Quem nasceu no Alentejo sabe que há tradições que permanecem no tempo. O velório. O enterro. Os cumprimentos de pêsames. O acompanhar a pé até ao cemitério o morto. O último olhar antes da terra. Dou por mim também a pensar também no resultado das eleições presidenciais e na insatisfação que ela revelou. Qual o papel da nossa região no país que temos, amiga? Como é viver no Alentejo? A família. As famílias. O Natal. A Páscoa. As tradições da nossa terra. E, sobretudo, o que vai por aí, para além das fronteiras da planície alentejana que, teimosa, insiste em manter de pé as suas gentes e os seus costumes ancestrais.
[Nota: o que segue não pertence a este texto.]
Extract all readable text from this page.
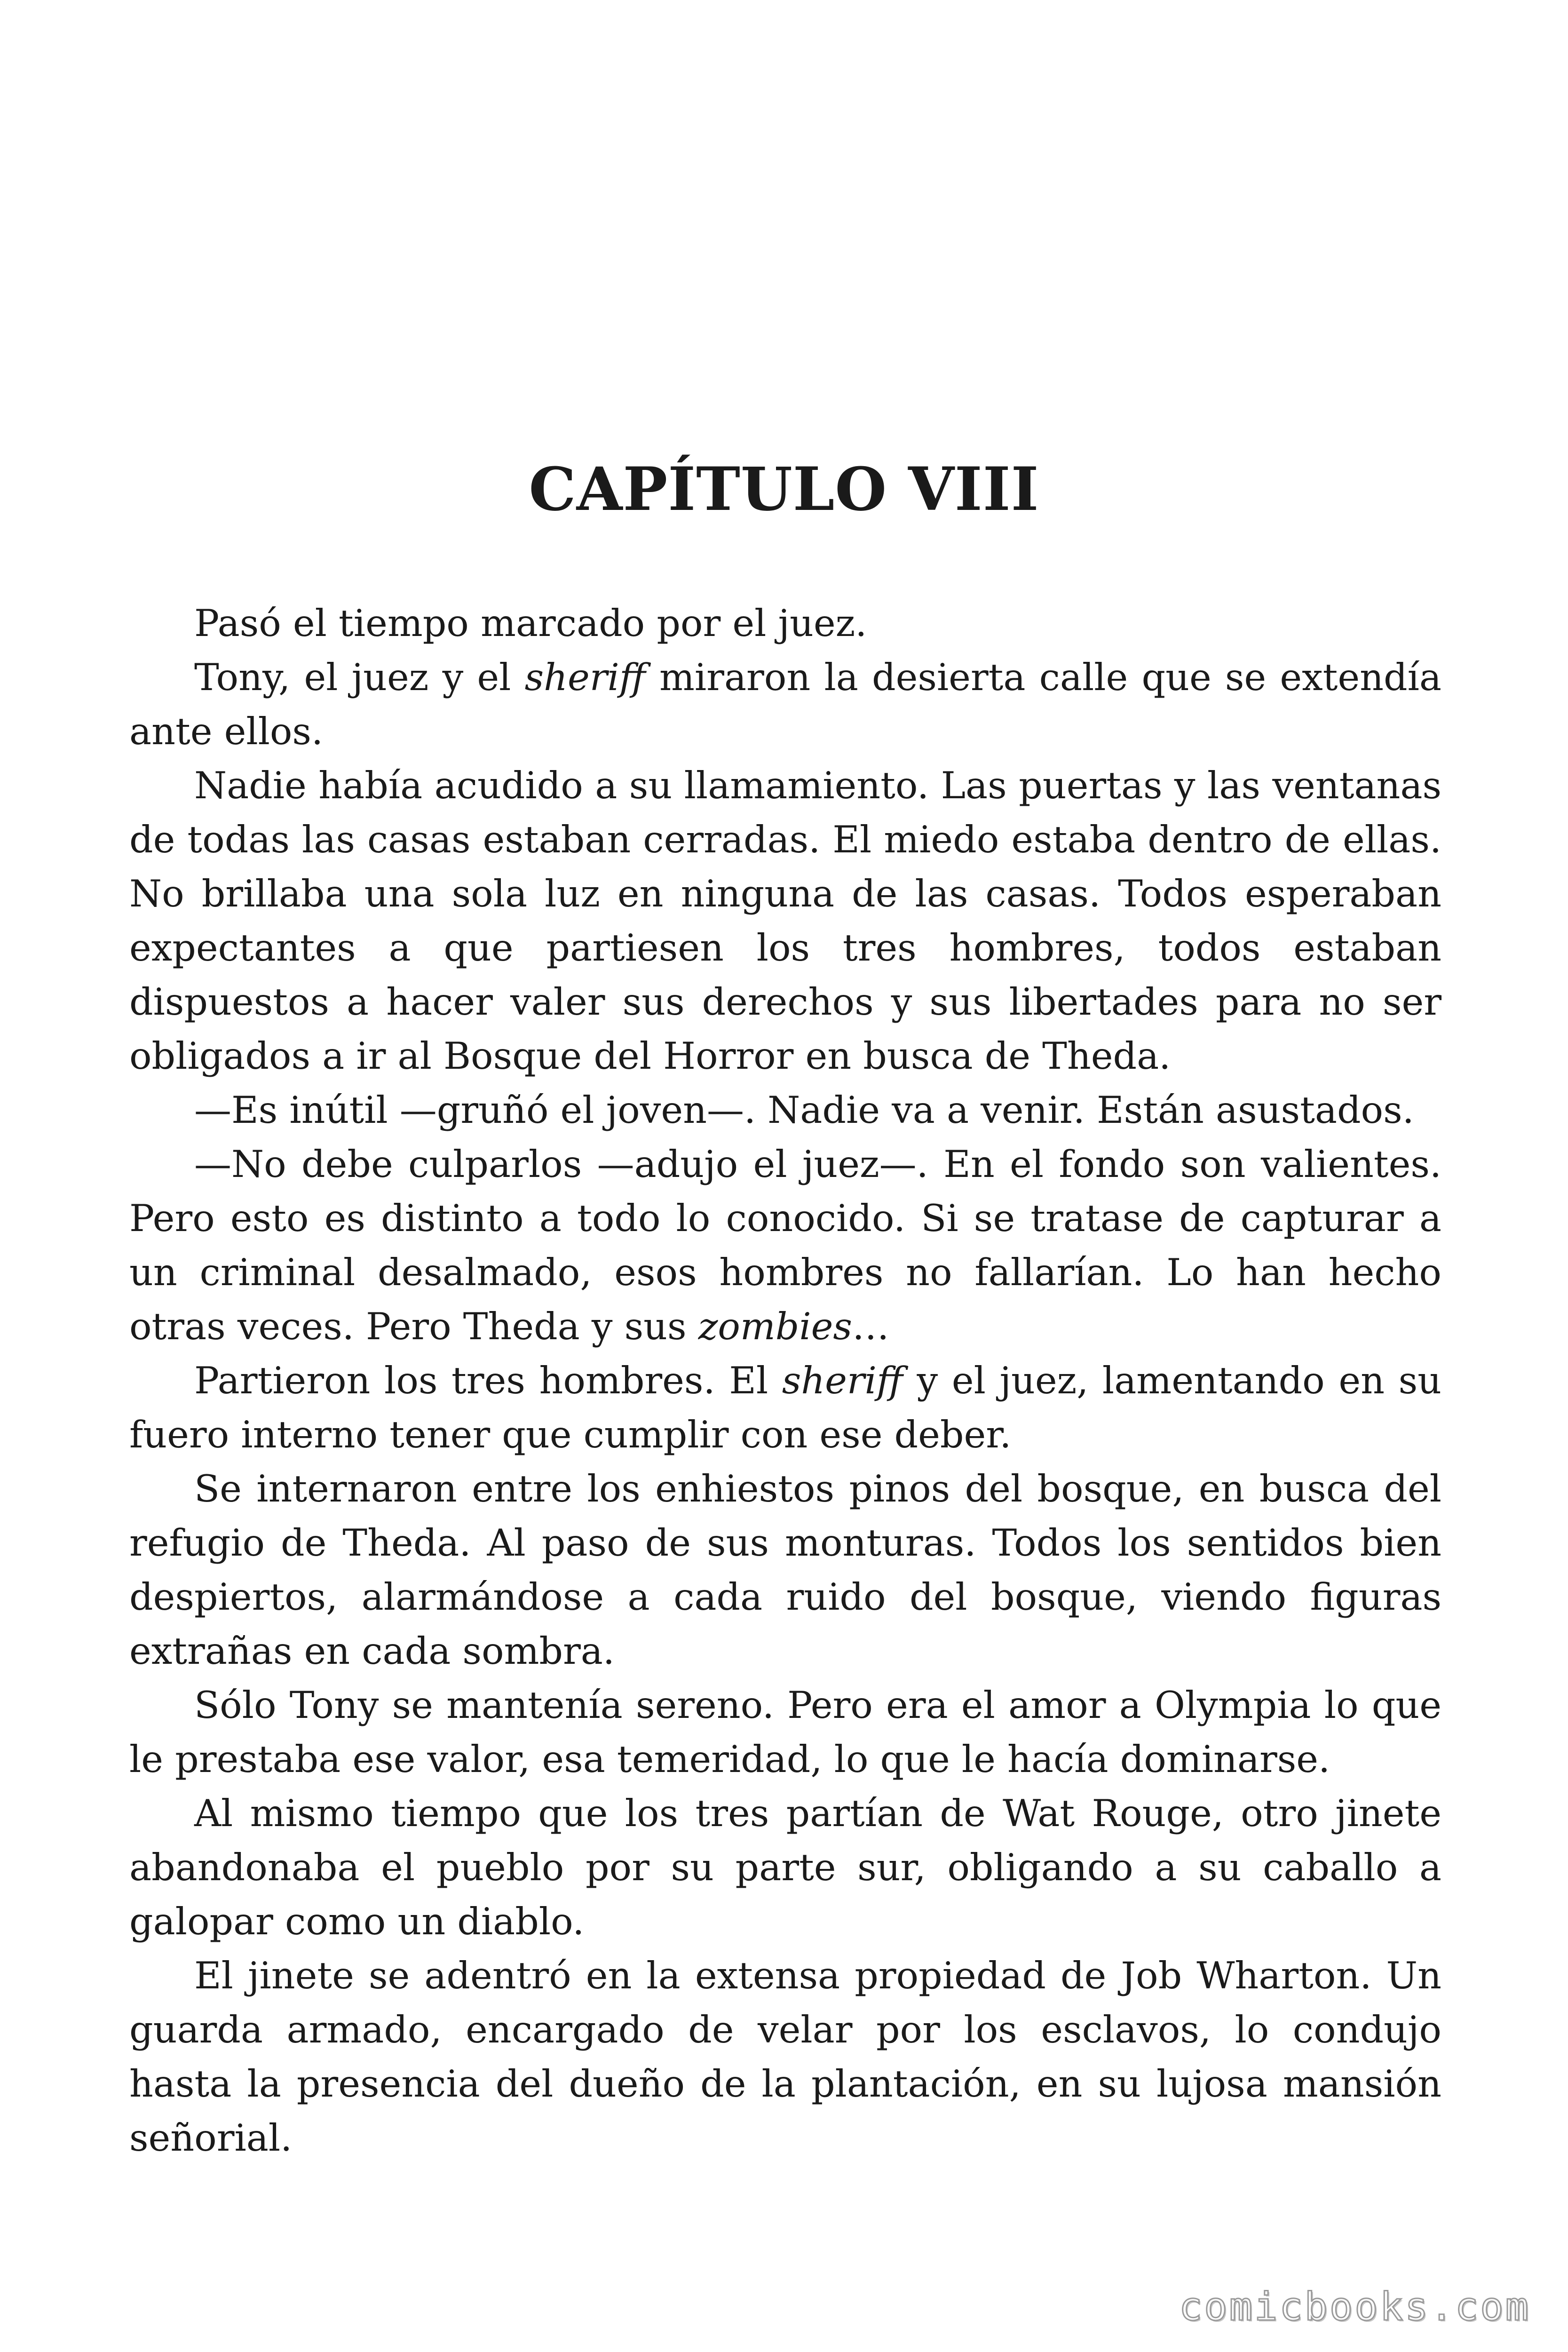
CAPÍTULO VIII

Pasó el tiempo marcado por el juez.

Tony, el juez y el sheriff miraron la desierta calle que se extendía ante ellos.

Nadie había acudido a su llamamiento. Las puertas y las ventanas de todas las casas estaban cerradas. El miedo estaba dentro de ellas. No brillaba una sola luz en ninguna de las casas. Todos esperaban expectantes a que partiesen los tres hombres, todos estaban dispuestos a hacer valer sus derechos y sus libertades para no ser obligados a ir al Bosque del Horror en busca de Theda.

—Es inútil —gruñó el joven—. Nadie va a venir. Están asustados.

—No debe culparlos —adujo el juez—. En el fondo son valientes. Pero esto es distinto a todo lo conocido. Si se tratase de capturar a un criminal desalmado, esos hombres no fallarían. Lo han hecho otras veces. Pero Theda y sus zombies…

Partieron los tres hombres. El sheriff y el juez, lamentando en su fuero interno tener que cumplir con ese deber.

Se internaron entre los enhiestos pinos del bosque, en busca del refugio de Theda. Al paso de sus monturas. Todos los sentidos bien despiertos, alarmándose a cada ruido del bosque, viendo figuras extrañas en cada sombra.

Sólo Tony se mantenía sereno. Pero era el amor a Olympia lo que le prestaba ese valor, esa temeridad, lo que le hacía dominarse.

Al mismo tiempo que los tres partían de Wat Rouge, otro jinete abandonaba el pueblo por su parte sur, obligando a su caballo a galopar como un diablo.

El jinete se adentró en la extensa propiedad de Job Wharton. Un guarda armado, encargado de velar por los esclavos, lo condujo hasta la presencia del dueño de la plantación, en su lujosa mansión señorial.

comicbooks.com
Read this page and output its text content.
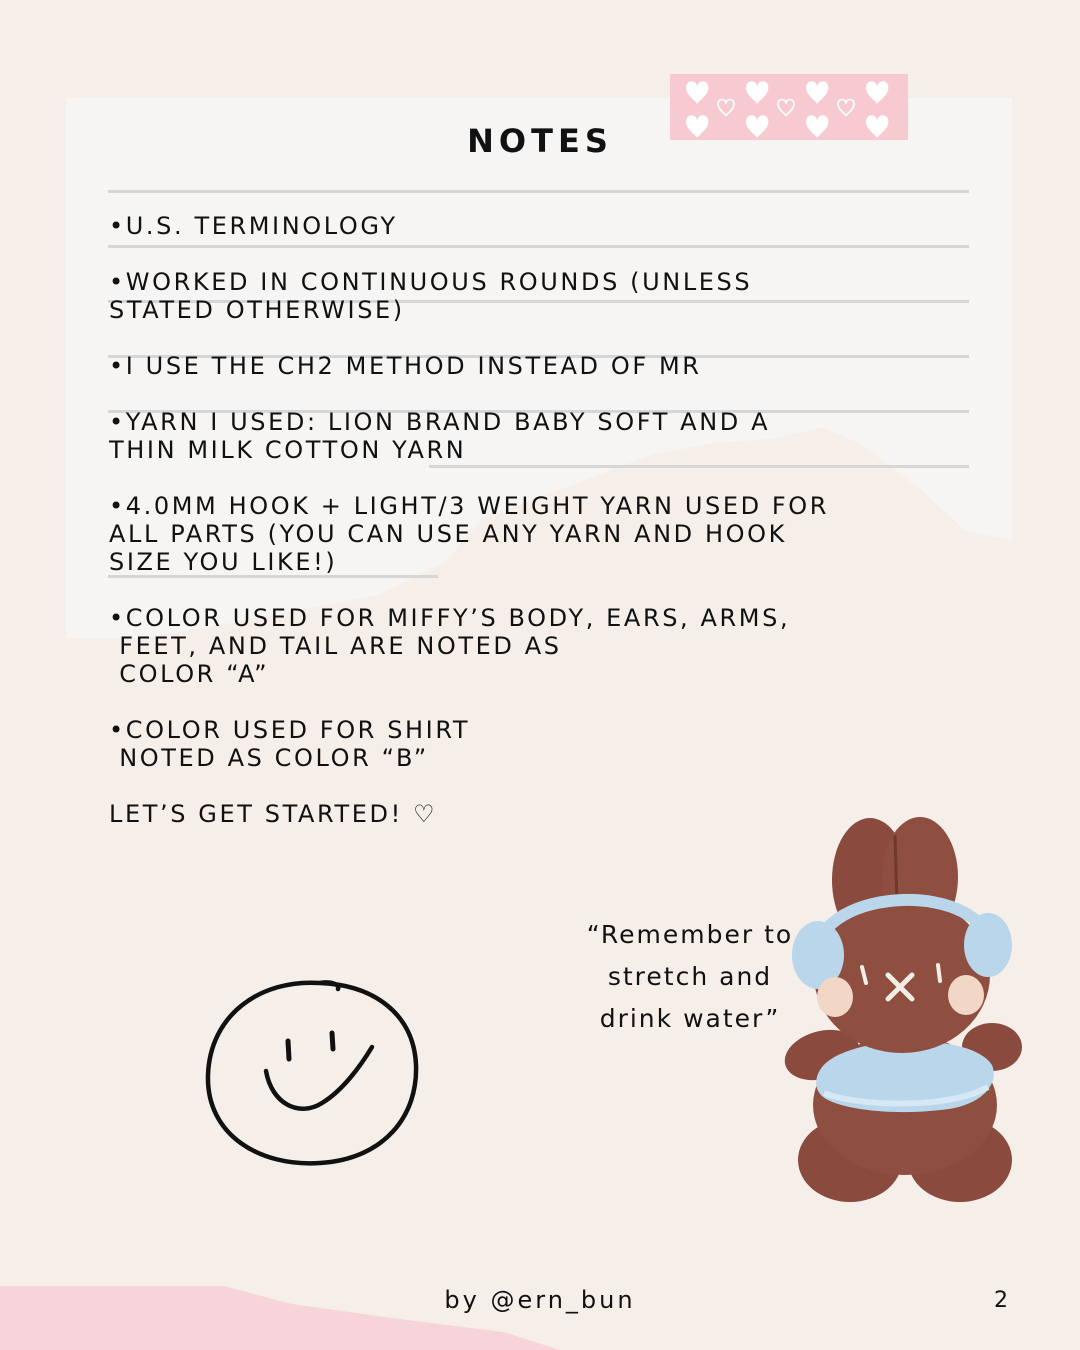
NOTES
•U.S. TERMINOLOGY
•WORKED IN CONTINUOUS ROUNDS (UNLESS
STATED OTHERWISE)
•I USE THE CH2 METHOD INSTEAD OF MR
•YARN I USED: LION BRAND BABY SOFT AND A
THIN MILK COTTON YARN
•4.0MM HOOK + LIGHT/3 WEIGHT YARN USED FOR
ALL PARTS (YOU CAN USE ANY YARN AND HOOK
SIZE YOU LIKE!)
•COLOR USED FOR MIFFY’S BODY, EARS, ARMS,
FEET, AND TAIL ARE NOTED AS
COLOR “A”
•COLOR USED FOR SHIRT
NOTED AS COLOR “B”
LET’S GET STARTED! ♡
“Remember to stretch and drink water”
by @ern_bun	2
Fui ao Alentejo neste Natal. Desde então, sabes que não regressei. Percorri os caminhos que, durante tantos anos me levaram sempre ao Alentejo profundo – metáfora da casa materna – por alturas natalícias e onde, sem exceção, encontrava o lume aceso, a mesa posta e a casa aquecida. Agora, o vazio de uma casa fechada faz-me repensar tudo. E, sobretudo, faz-me pensar em ti. Desde essas duas simples coisas que são a vida e a morte, a outras ideias muito mais complexas como, por exemplo, o que nos acontecerá quando as casas maternas encerrarem de vez e não tivermos, nós, exilados pelo mundo fora da planície, um local onde voltar.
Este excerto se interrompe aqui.